The next morning, the surviving members of the posse are gone. Respecting Molly’s wishes, Matt and Jamie surrender the gold to Plunkett. Margaret and Plunkett offer a home to young Jamie who promises he will return. Matt also promises Molly that he will return to her after he is repatriated in Virginia, and the two embrace.
In his review in The New York Times, A. W. wrote that the Western genre film is “given handsome, credible and edifying treatment” by writer-director Roy Huggins in Hangman’s Knot, calling the film a “taut, action-filled adventure”.

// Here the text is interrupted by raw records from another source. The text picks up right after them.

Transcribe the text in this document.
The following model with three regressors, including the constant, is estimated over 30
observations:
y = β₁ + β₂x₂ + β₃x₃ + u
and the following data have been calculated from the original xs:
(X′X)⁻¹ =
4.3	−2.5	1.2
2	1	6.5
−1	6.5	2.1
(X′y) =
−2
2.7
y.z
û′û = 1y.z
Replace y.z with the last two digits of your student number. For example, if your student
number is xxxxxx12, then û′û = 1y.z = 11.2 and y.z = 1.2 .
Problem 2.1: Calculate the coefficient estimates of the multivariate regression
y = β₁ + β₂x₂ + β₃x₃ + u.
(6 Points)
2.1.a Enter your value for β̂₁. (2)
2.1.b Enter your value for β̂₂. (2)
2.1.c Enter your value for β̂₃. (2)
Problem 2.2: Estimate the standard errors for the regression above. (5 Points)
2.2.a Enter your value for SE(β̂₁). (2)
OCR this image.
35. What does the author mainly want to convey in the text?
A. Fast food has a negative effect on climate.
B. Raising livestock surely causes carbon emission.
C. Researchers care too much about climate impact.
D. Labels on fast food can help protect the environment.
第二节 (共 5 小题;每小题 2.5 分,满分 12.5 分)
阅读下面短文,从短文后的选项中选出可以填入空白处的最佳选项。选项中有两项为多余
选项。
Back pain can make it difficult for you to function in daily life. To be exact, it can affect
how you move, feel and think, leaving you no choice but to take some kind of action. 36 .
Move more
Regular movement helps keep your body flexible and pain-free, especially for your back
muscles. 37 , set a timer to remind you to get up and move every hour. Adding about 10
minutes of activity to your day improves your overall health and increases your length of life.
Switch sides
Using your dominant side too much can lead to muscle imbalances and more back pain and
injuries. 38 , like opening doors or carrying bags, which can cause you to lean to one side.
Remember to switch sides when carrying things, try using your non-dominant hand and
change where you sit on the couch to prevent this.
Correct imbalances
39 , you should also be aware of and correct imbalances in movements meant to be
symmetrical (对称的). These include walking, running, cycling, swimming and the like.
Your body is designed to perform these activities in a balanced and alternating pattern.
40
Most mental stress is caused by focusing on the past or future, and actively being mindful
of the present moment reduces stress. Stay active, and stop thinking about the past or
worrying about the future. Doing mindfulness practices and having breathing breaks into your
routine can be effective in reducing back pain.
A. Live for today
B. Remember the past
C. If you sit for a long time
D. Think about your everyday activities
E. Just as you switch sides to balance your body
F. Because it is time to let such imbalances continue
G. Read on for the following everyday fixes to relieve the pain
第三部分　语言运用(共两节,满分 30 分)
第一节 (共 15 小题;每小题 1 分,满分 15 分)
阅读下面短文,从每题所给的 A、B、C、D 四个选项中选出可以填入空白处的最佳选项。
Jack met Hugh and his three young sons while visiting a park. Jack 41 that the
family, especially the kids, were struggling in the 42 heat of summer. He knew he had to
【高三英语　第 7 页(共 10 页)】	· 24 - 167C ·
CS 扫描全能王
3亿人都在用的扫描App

As a director, Mr. Huggins has centered his cast in plausible situations. The six-shooters and Winchesters are rarely allowed to cool down, the talk is pertinent and there are enough corpses around at the finale to satisfy the most exacting fan. And his principals are human withal. Randolph Scott, as the leader of the embattled Confederates is a troubled but heroic man uncertain as to how to honorably dispose of the loot. Donna Reed, as a Union nurse nabbed as a hostage, is utterly natural as her hate is changed to admiration when she comes to know her captor better. Richard Denning is a weak opportunist as her civilian escort and Claude Jarman Jr., as the callow member of the band; Lee Marvin as the lustful killer and Frank Faylen, as a casually brave “Reb,” contribute more meaningful delineation than is usual for this type of muscular play acting. Although “Hangman’s Knot” is only loosely tied to its title, it is a tight little entertainment which does justice to this film form.
In her review in Allmovie, Tana Hobart called the film a “well done, tense western with a good, dry sense of humor.” In his review in DVD Verdict, Judge Paul Corupe called the film “a pretty fair Technicolor b-western bookended with some exciting action sequences.” In his review for Reel Film Reviews, David Nusair wrote that Hangman’s Knot is “surprisingly fast-paced for a film of this sort, and though there’s an almost incoherent rain-soaked battle towards the end, the film essentially remains entertaining throughout.” Nusair also notes the “real chemistry” between Scott and Reed.